Memorial Day weekend I attended the Raleigh Review‘s first workshop in its Writers’ House series. The Raleigh Review is new—volume 1 (2010-2011) just came out at the beginning of this year, and volume 2 is due out early in 2012—but the board and staff, which include poets Rob Greene, Dorianne Laux, Joseph Millar, come with street cred.
Laux and Millar, talented teachers and poets, led the workshop—and they donated their time so all the proceeds from the workshop fees could go to supporting the Raleigh Review. The workshop was generative, and we met for two-hour sessions over three days (Friday, Saturday, and Sunday). The format for each session was simple:
- Get a writing prompt. (And if you don’t know The Poet’s Companion, which Laux wrote with Kim Addonizio, check it out—they know how to give some good prompts.)

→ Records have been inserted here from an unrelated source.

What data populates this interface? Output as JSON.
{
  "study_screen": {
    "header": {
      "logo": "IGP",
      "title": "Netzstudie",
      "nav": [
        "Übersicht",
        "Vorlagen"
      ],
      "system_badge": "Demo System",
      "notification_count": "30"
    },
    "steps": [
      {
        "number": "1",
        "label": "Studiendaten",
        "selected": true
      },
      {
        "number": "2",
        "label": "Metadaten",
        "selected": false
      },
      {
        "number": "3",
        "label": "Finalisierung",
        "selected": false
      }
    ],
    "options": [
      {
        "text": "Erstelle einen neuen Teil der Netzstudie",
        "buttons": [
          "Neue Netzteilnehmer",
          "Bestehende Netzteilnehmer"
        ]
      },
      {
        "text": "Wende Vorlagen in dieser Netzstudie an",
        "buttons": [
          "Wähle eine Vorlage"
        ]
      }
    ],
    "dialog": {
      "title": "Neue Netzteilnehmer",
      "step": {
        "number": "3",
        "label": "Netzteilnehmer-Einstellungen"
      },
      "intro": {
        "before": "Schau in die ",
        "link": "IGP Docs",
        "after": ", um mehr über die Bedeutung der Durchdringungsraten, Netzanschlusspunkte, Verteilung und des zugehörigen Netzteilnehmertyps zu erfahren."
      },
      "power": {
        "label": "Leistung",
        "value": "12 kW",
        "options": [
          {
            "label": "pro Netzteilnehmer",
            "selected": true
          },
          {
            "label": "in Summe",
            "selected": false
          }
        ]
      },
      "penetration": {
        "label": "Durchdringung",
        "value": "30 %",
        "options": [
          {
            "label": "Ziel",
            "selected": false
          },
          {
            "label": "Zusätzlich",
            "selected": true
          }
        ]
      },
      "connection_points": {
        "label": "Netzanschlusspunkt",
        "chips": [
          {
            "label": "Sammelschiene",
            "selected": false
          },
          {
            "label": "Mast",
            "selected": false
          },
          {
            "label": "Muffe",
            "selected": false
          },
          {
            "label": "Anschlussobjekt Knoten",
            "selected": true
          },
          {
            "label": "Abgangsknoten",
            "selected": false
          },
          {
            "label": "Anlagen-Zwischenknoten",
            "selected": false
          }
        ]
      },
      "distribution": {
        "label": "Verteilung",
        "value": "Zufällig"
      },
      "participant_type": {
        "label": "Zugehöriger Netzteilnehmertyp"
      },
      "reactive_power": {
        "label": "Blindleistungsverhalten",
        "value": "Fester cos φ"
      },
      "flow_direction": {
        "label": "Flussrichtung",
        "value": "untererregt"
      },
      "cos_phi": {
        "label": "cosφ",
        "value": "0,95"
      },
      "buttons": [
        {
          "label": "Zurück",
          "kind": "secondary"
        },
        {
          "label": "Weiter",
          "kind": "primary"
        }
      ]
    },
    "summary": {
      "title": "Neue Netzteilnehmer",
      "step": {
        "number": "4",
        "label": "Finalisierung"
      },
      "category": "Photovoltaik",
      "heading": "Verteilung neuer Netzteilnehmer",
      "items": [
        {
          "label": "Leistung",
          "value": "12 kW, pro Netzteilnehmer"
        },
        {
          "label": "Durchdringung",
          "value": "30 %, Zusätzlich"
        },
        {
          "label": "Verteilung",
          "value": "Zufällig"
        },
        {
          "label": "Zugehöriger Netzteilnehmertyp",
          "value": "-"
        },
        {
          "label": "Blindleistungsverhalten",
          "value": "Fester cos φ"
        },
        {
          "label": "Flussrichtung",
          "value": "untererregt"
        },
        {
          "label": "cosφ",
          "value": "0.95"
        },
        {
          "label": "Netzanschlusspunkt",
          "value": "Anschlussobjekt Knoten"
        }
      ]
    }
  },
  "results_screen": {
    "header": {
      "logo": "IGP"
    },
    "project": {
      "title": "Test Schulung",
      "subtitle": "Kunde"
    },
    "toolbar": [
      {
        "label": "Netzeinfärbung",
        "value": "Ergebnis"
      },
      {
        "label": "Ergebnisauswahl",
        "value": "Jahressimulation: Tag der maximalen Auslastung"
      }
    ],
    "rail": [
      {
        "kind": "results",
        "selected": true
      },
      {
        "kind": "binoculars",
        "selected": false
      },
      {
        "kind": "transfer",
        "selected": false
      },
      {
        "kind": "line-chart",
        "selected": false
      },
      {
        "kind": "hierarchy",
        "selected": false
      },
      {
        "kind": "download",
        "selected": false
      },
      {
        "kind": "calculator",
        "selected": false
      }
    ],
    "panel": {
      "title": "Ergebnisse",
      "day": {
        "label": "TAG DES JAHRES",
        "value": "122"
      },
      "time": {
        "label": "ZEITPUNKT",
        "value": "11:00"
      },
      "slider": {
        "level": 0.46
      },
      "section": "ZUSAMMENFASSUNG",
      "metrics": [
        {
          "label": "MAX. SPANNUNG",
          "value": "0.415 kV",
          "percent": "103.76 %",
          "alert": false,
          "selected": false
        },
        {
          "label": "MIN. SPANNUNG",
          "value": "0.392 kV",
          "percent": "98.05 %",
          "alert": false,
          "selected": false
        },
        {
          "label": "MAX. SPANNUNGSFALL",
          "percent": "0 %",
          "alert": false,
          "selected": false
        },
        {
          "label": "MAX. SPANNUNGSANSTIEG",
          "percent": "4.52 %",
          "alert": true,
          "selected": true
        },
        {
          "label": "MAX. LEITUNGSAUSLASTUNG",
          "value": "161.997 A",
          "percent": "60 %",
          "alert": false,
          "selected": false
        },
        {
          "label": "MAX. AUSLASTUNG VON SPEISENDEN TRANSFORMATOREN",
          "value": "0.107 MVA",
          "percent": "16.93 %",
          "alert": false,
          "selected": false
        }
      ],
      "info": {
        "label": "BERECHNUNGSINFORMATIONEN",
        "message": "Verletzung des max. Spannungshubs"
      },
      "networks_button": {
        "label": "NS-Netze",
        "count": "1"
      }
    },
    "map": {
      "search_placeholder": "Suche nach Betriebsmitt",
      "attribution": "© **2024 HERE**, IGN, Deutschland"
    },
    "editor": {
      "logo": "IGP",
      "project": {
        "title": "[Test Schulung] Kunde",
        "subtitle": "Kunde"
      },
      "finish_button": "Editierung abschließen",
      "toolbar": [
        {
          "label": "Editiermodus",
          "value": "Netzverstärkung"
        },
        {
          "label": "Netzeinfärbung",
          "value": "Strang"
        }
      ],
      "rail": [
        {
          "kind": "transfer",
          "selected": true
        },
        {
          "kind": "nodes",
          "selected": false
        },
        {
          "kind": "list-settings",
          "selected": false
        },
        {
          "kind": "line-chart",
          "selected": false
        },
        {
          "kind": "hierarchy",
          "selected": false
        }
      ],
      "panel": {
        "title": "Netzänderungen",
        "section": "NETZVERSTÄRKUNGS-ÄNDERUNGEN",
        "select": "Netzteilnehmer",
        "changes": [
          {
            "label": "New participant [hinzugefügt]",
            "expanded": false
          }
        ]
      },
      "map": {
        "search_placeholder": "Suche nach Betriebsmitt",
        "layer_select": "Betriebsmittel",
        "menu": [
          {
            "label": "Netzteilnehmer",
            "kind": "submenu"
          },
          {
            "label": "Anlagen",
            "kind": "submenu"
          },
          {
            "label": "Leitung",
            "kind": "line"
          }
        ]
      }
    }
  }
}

- Write for 30 minutes or so.
- Read what you’ve written, listen to others read their work, and hear feedback from Laux and Millar. I was impressed at what astute comments they were able to provide based on hearing people’s raw material aloud one time—I’m a hemmer and hawer and a visual learner to boot, so I was truly awed.
Beyond the prompts, Laux and Millar also gave us workshop participants a resource that we can keep going back to. The idea is to document your personal universe, using all five senses. (I appreciate the senses as key to poetry—and learning in general—as “A Sense-full Approach to Learning” demonstrates.)
The personal universe is discussed in a piece by Laux posted on Read Write Poem. But the Read Write Poem article uses the personal universe as a prompt for writing one poem—and it’s great as a prompt—but the way Laux and Millar characterized the personal universe during the workshop was as more as an ongoing tool or resource.
They invited us to make a chart with the five senses as columns and, for rows, the major periods in our life (e.g., childhood, adolescence, adulthood, or whatever makes sense to you). Then you complete the chart by filling in words (five or more) for each sense at each time period. So under smell for childhood, you might have something like “Pop’s clove cigarettes.” Under adulthood and taste (or smell, depending on how you remember it), you might write, “pear wine.” You’re also supposed to pick words to go with an array of topics: “seasons, times of day or night, astrological signs, totems, heroes and heroines, nicknames, places in the universe, invented words or sounds, snippets of dialog.” You’re also to pick an abstraction: “Then find an abstraction, a word you might use to define what most motivates or controls your life.”
Again, the Read Write Poem article focuses on the personal universe as a prompt for one poem. And you can certainly use it that way. But I really like the way Laux and Millar presented it at the workshop—as an ongoing resource. I like the idea that I now have something I can turn to to help me when I get stuck in poem. If I’m at a dead end, I can randomly pick a word from the chart to use and get me going again. If I’m looking for concrete details and descriptions in a poem, I can look at my chart to jog my memory and senses.
There are prompts a-plenty out there—and I’m not knocking them because, Lord knows, I use them—but I find the personal universe an appealing more-than-prompt. I hope you will too.